Some can avoid homelessness by using RAFT, a statewide program that offers eligible applicants up to $4,000 to pay back rent and stabilize their housing or pay the upfront costs of moving. If that doesn’t work, they can apply for emergency shelter, as Renderos did. Families in shelter can then qualify for housing vouchers specifically targeted to families in the most desperate situations.
But even though there are a range of programs, Massachusetts lacks a cohesive system to coordinate state, local, and private efforts aimed at helping families out of homelessness, Seamans says. Some advocates have turned to Connecticut as a model; its Coalition to End Homelessness brings together more than 100 members and manages a statewide information system. Connecticut is not a right to shelter state, but its model of coordination is similar to what Essaibi-George has proposed in Boston.

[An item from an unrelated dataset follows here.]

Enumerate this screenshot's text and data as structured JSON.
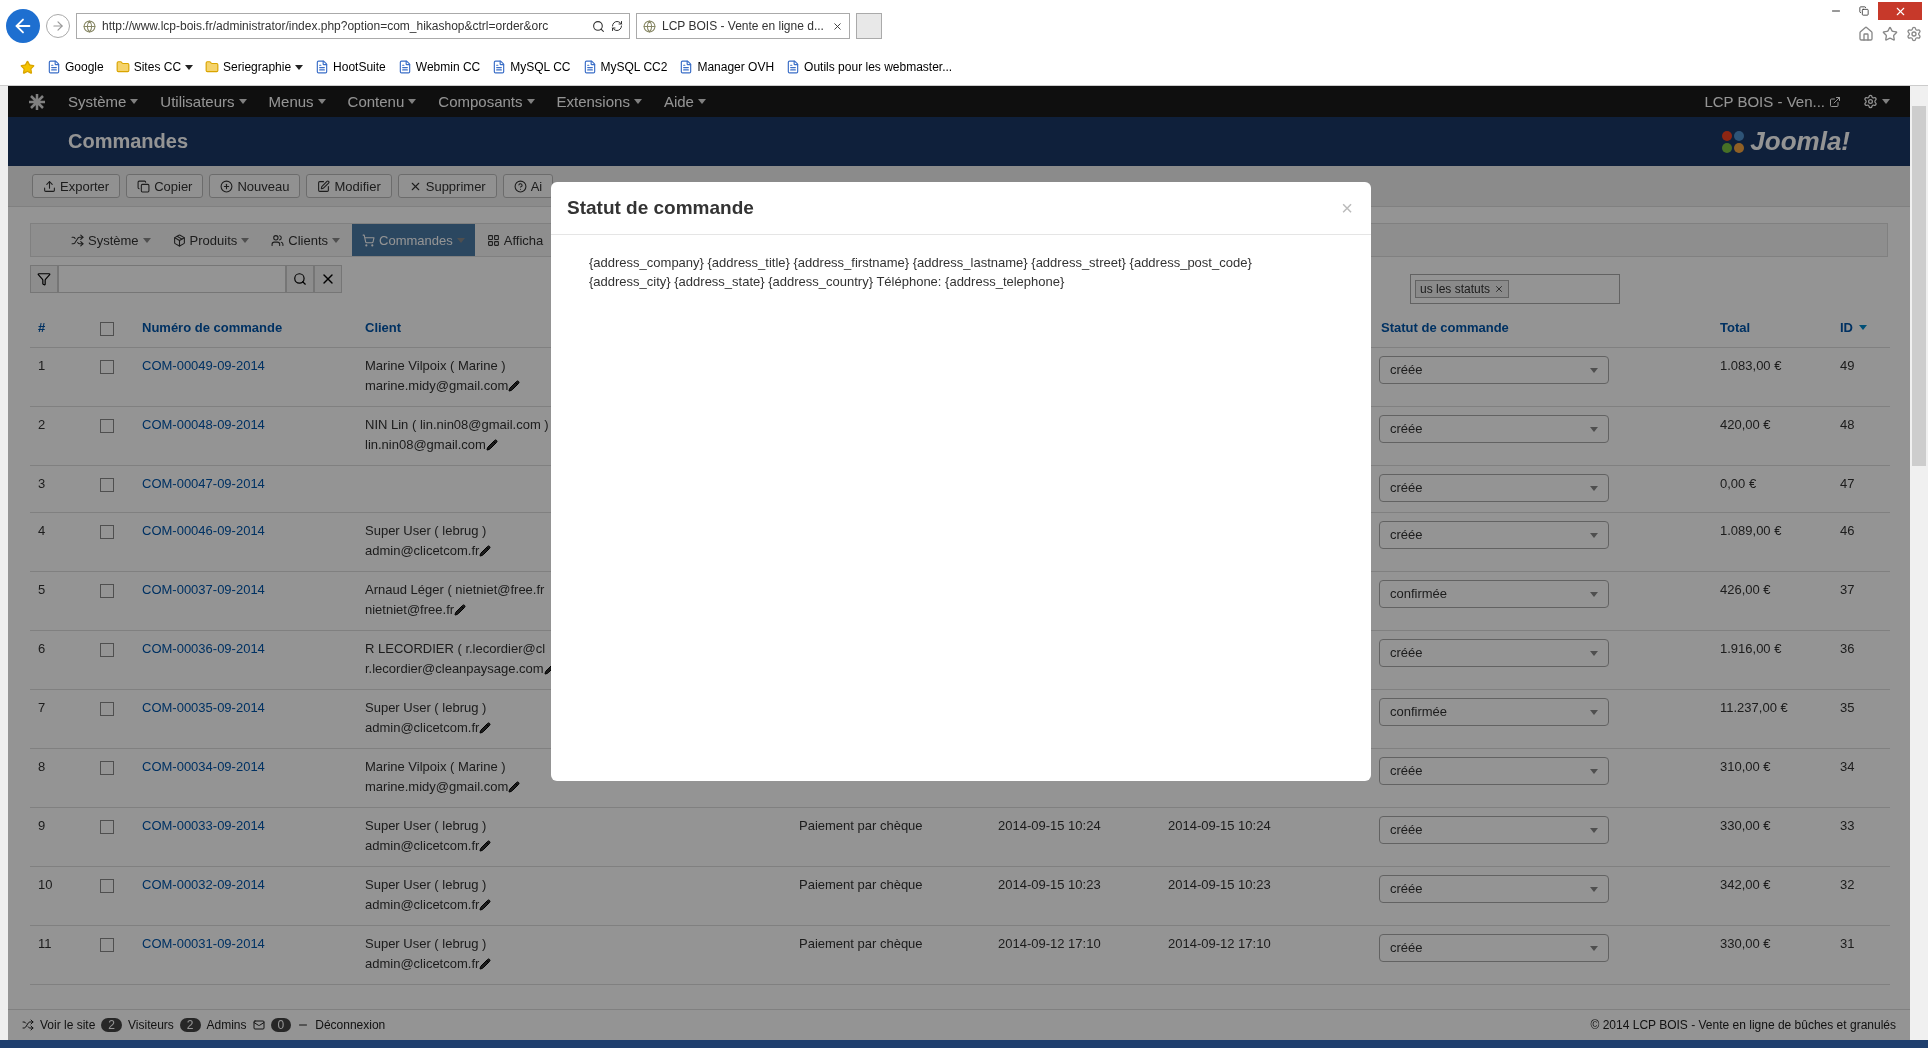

If Massachusetts wants to catch up with the rest of the country in decreasing family homelessness, experts say, a commission to end family homelessness would be the first step. In addition, the state must increase rental assistance and the number of vouchers available, build more housing that people with extremely low incomes can afford, re-invest in public housing, and put money into programs like RAFT that prevent families from becoming homeless in the first place (Governor Charlie Baker expanded that program this year). State funding for vouchers has risen by nearly 75 percent since 2014 — but much of that money is going to sustain existing vouchers, not to create new ones.
Renderos, who has been living in emergency shelter for five months, is now interviewing to see if she is eligible for a federal voucher that specifically helps homeless families in Boston move into permanent homes. If it comes through, Renderos has plans for how to decorate her family’s apartment: a little table with a TV on it in the living room; red or lilac curtains for the windows; pink walls with unicorn stickers and flowers in the girls’ room. Her daughters are restless for a place of their own.
“If I have a house can I bring my computer?” her eldest asked after school one day. And then, the question Renderos isn’t sure how to answer: “When are we going to get a house?”